The harvest has begun. Workers cut stalks with long blades and haul the wheat out of the fields on their backs. Farmers spread the straw and seed heads on the broad boulevards, just built and reach far from the city. They rely on trucks and cars to roll over the piles, the streets serving as long linear threshing tables. Then, with pitchforks, men and women stab hard at the crumbled piles and toss the grain high in the air, the wind carrying the bits of straw away from the seeds. The streets at this time of year are an inch deep in drying wheat the color of a dull yellow sun.

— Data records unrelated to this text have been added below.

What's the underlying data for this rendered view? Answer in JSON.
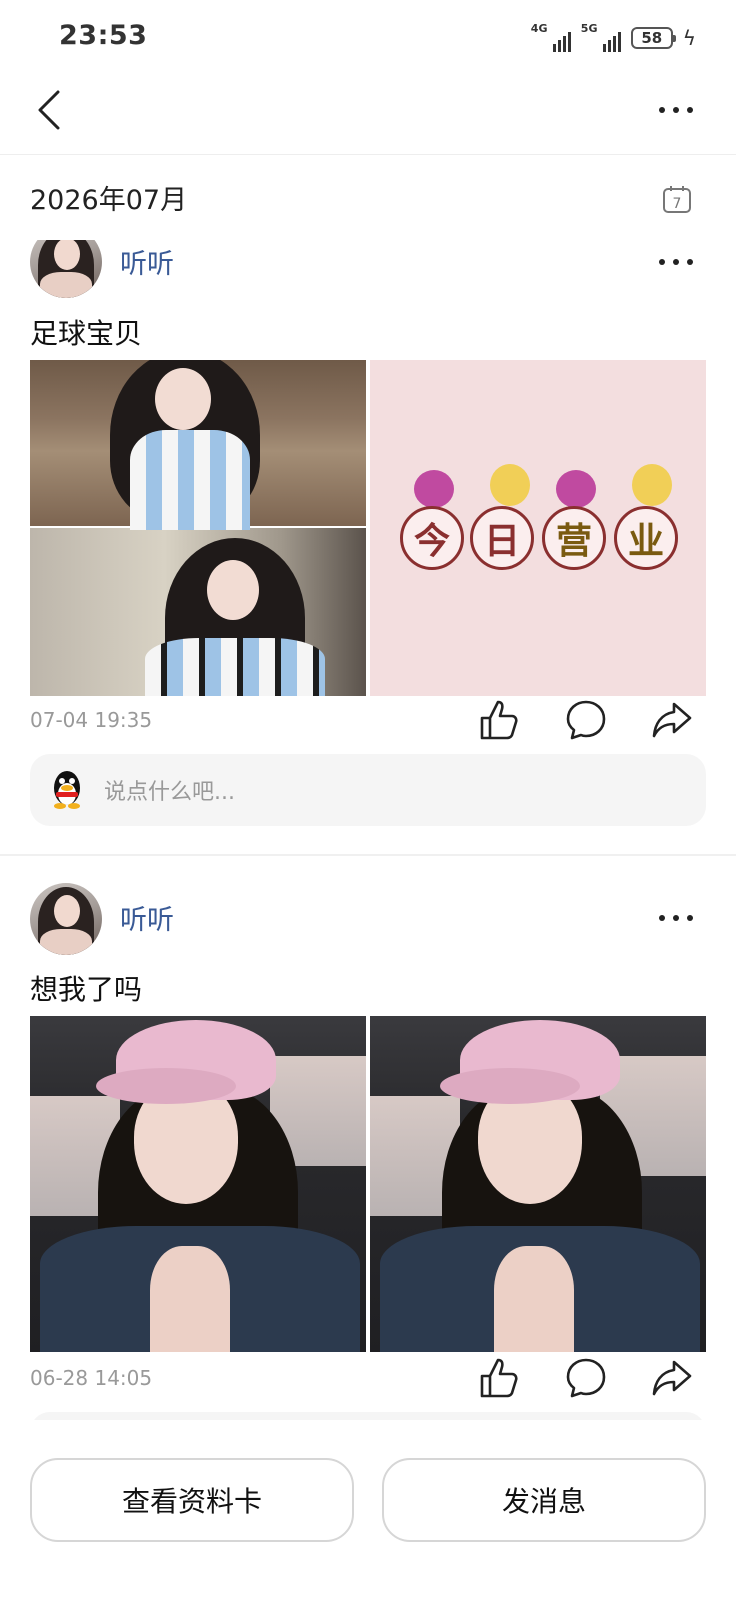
{
  "status_bar": {
    "time": "23:53",
    "network_1": "4G",
    "network_2": "5G",
    "battery": "58"
  },
  "feed": {
    "month_label": "2026年07月",
    "calendar_day": "7"
  },
  "posts": [
    {
      "username": "听听",
      "text": "足球宝贝",
      "time": "07-04 19:35",
      "overlay_chars": [
        "今",
        "日",
        "营",
        "业"
      ],
      "comment_placeholder": "说点什么吧..."
    },
    {
      "username": "听听",
      "text": "想我了吗",
      "time": "06-28 14:05"
    }
  ],
  "bottom_bar": {
    "view_profile_label": "查看资料卡",
    "send_message_label": "发消息"
  },
  "colors": {
    "username": "#3a5a96",
    "timestamp": "#999999",
    "overlay_dark_red": "#8a2f2f",
    "overlay_olive": "#7a5a10"
  }
}
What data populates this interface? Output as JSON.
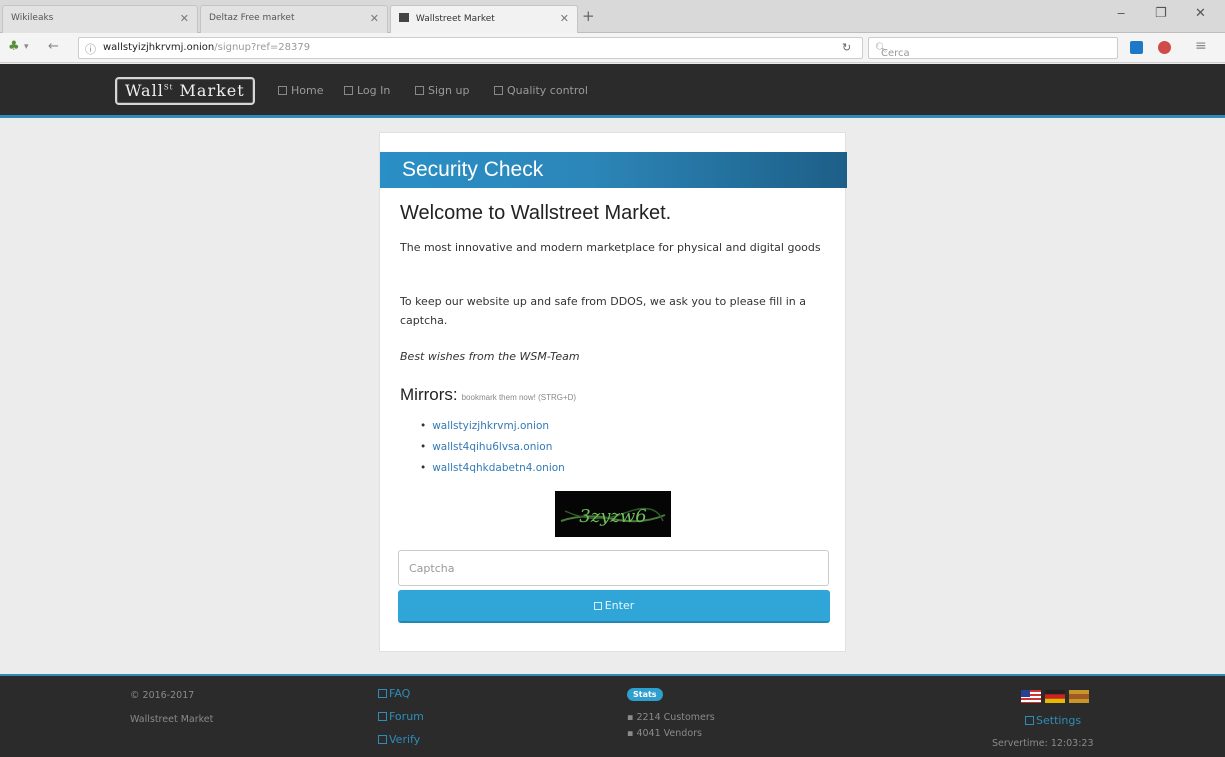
{
  "browser": {
    "tabs": [
      {
        "label": "Wikileaks"
      },
      {
        "label": "Deltaz Free market"
      },
      {
        "label": "Wallstreet Market"
      }
    ],
    "url": {
      "host": "wallstyizjhkrvmj.onion",
      "path": "/signup?ref=28379"
    },
    "search_placeholder": "Cerca"
  },
  "header": {
    "logo": "Wall",
    "logo_sup": "St",
    "logo_rest": " Market",
    "nav": [
      {
        "label": "Home"
      },
      {
        "label": "Log In"
      },
      {
        "label": "Sign up"
      },
      {
        "label": "Quality control"
      }
    ]
  },
  "main": {
    "panel_title": "Security Check",
    "welcome": "Welcome to Wallstreet Market.",
    "intro": "The most innovative and modern marketplace for physical and digital goods",
    "ddos_text": "To keep our website up and safe from DDOS, we ask you to please fill in a captcha.",
    "signoff": "Best wishes from the WSM-Team",
    "mirrors_title": "Mirrors:",
    "mirrors_note": "bookmark them now! (STRG+D)",
    "mirrors": [
      "wallstyizjhkrvmj.onion",
      "wallst4qihu6lvsa.onion",
      "wallst4qhkdabetn4.onion"
    ],
    "captcha_text": "3zyzw6",
    "captcha_placeholder": "Captcha",
    "enter_label": "Enter"
  },
  "footer": {
    "copyright": "© 2016-2017",
    "tagline": "Wallstreet Market",
    "links": [
      {
        "label": "FAQ"
      },
      {
        "label": "Forum"
      },
      {
        "label": "Verify"
      }
    ],
    "stats_badge": "Stats",
    "stats": [
      "2214 Customers",
      "4041 Vendors"
    ],
    "settings_label": "Settings",
    "servertime": "Servertime: 12:03:23"
  },
  "colors": {
    "accent": "#2f8cb9",
    "header_bg": "#2b2b2b",
    "button": "#30a6d8"
  }
}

China confounds this visitor from the West. Service in restaurants in Chengdu is distinguished by such indifference to detail that the only prompt response comes with a request for the check. Checking in and out of a hotel in Gansu Province takes 25 minutes. It grinds up so much time you have to build the checkout into your travel schedule. Taxi drivers in Beijing are surly and difficult, like mood-swinging teens. Flagging a taxi in China’s capitol reminds me of the hit and miss uncertainty of junior-high dating.

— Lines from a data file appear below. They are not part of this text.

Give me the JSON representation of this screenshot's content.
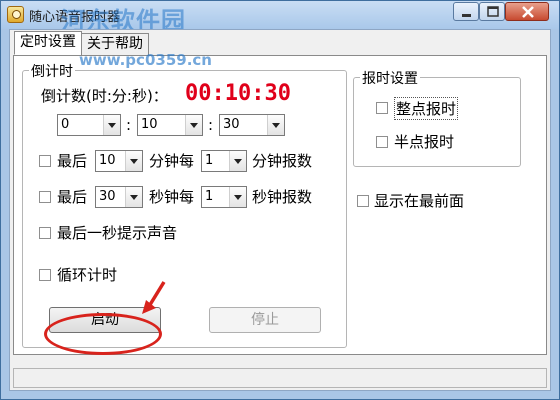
{
  "window": {
    "title": "随心语音报时器",
    "watermark": "河东软件园",
    "watermark_url": "www.pc0359.cn"
  },
  "tabs": [
    {
      "label": "定时设置",
      "active": true
    },
    {
      "label": "关于帮助",
      "active": false
    }
  ],
  "countdown": {
    "group_label": "倒计时",
    "prompt_label": "倒计数(时:分:秒)：",
    "display": "00:10:30",
    "hours": "0",
    "minutes": "10",
    "seconds": "30",
    "sep1": ":",
    "sep2": ":",
    "last_minutes": {
      "prefix": "最后",
      "value": "10",
      "middle": "分钟每",
      "interval": "1",
      "suffix": "分钟报数"
    },
    "last_seconds": {
      "prefix": "最后",
      "value": "30",
      "middle": "秒钟每",
      "interval": "1",
      "suffix": "秒钟报数"
    },
    "last_second_sound": "最后一秒提示声音",
    "loop": "循环计时",
    "start_button": "启动",
    "stop_button": "停止"
  },
  "announce": {
    "group_label": "报时设置",
    "hourly": "整点报时",
    "half_hour": "半点报时"
  },
  "always_on_top": "显示在最前面",
  "colors": {
    "timer": "#e0001a",
    "annotation": "#d8231c"
  }
}
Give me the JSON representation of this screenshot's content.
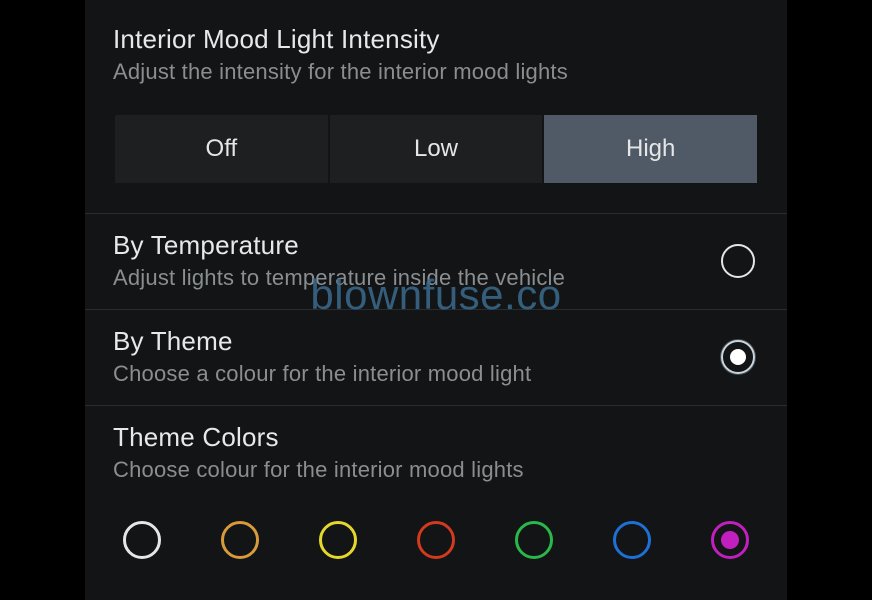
{
  "intensity": {
    "title": "Interior Mood Light Intensity",
    "subtitle": "Adjust the intensity for the interior mood lights",
    "options": {
      "off": "Off",
      "low": "Low",
      "high": "High"
    },
    "selected": "high"
  },
  "byTemperature": {
    "title": "By Temperature",
    "subtitle": "Adjust lights to temperature inside the vehicle",
    "selected": false
  },
  "byTheme": {
    "title": "By Theme",
    "subtitle": "Choose a colour for the interior mood light",
    "selected": true
  },
  "themeColors": {
    "title": "Theme Colors",
    "subtitle": "Choose colour for the interior mood lights",
    "swatches": [
      {
        "name": "white",
        "color": "#e6e6e6",
        "selected": false
      },
      {
        "name": "amber",
        "color": "#d89a3a",
        "selected": false
      },
      {
        "name": "yellow",
        "color": "#e6d82a",
        "selected": false
      },
      {
        "name": "red",
        "color": "#d23a1e",
        "selected": false
      },
      {
        "name": "green",
        "color": "#2bb84a",
        "selected": false
      },
      {
        "name": "blue",
        "color": "#1e6fd6",
        "selected": false
      },
      {
        "name": "magenta",
        "color": "#c21fbf",
        "selected": true
      }
    ]
  },
  "watermark": "blownfuse.co"
}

Yet China’s stunning airports are so well dsigned that even with the crowds, moving from the dropoff curb to the gate — through seat assignment, bag check, and security — took 12 minutes this morning in Zhengzhou. The high-speed train from Beijing to Xin Xiang, a 660-kilometer trip, cost $25, took five hours at a top speed of 155 kilometers per hour, or nearly 100 mph. Almost every seat on the 15-car, 1,500-passenger train was taken. Bathrooms were clean, even near the last stop. In the United States we have a political party that views high-speed trains in the same dimension as gay marriage — an aberration in the human condition.

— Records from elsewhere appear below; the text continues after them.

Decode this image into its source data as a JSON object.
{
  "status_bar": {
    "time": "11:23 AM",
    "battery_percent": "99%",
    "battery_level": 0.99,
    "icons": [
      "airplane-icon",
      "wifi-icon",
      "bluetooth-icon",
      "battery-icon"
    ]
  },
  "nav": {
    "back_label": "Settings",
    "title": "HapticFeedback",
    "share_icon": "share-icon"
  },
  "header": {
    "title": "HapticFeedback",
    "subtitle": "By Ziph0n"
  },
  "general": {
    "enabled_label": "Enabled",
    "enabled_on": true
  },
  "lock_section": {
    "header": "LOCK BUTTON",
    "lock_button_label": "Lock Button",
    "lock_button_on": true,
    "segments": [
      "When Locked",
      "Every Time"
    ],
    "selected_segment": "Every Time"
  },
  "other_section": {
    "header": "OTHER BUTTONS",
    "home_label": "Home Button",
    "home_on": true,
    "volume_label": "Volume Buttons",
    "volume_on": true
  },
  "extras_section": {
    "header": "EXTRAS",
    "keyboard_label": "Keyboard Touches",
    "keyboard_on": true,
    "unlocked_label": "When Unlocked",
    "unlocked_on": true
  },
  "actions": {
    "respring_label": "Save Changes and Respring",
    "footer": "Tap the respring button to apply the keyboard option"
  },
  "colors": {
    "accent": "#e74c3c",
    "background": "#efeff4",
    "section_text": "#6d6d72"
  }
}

And here in Henan, farmers work so hard and efficiently at raising enough grain for a nation whose appetitie for noodles and rice steadily grows larger that every available square meter is planted, even the space between the headstones in a graveyard. (See pix below)

The average Henan farm, according to experts I talked to at the Institute of Agriculture here, measures about one mu. That makes western style mechanization with big tractors, big planters, big harvesters impractical. But China also hasn’t experienced the rural depopulation that drove farm families and workers from the American countryside from 1960 to 1985, and essentially drowned one stoplight towns in a sea of business bankruptcies and empty storefronts.

There are no such empty spaces in rural China. Men and women scrub the fields clean of weeds by hand. They toss wheat to the wind by hand. They pull vegetables from the fields, stack greens and tomatoes and corn and squash in the back of three-wheeled electric carts. With their pre-school children standing beside on the seats beside them, they transport the harvest at dawn to big street markets that by 6:00 a.m. are jammed with buyers. The outdoor markets hum with the same high-amp crowd noise that accompanies high school football games in the United States.

I am here for three weeks to study how the Chinese economy can sustain the high growth rates that have marked its rise to global prominence in the last two decades. Demand for energy and food confronts this nation’s declining reserves of fresh water. The choke point, which we reported on last year for Circle of Blue, is tightest in Henan and provinces north and west of here.

China’s central government asserts that the nation, already the world’s largest grain producer and energy consumer, can solve its water supply dilemma and simultaneously grow with the immense speed and scale that Chinese citizens and world markets have grown used to.

How to execute that trick is very much a subject of serious consideration and research in Beijing and provincial governments. The U.S. economy, as we’ll see in future posts from here in ModeShift, depends on China’s succeeding to an extent that most Americans will find revealing.

I like China’s chances. All that grain, tossed to the sky, little brown clouds that for a brief moment look like a swarm of bees scattering from a broken hive, are evidence of a determined and hard-working people that know what it takes to thrive.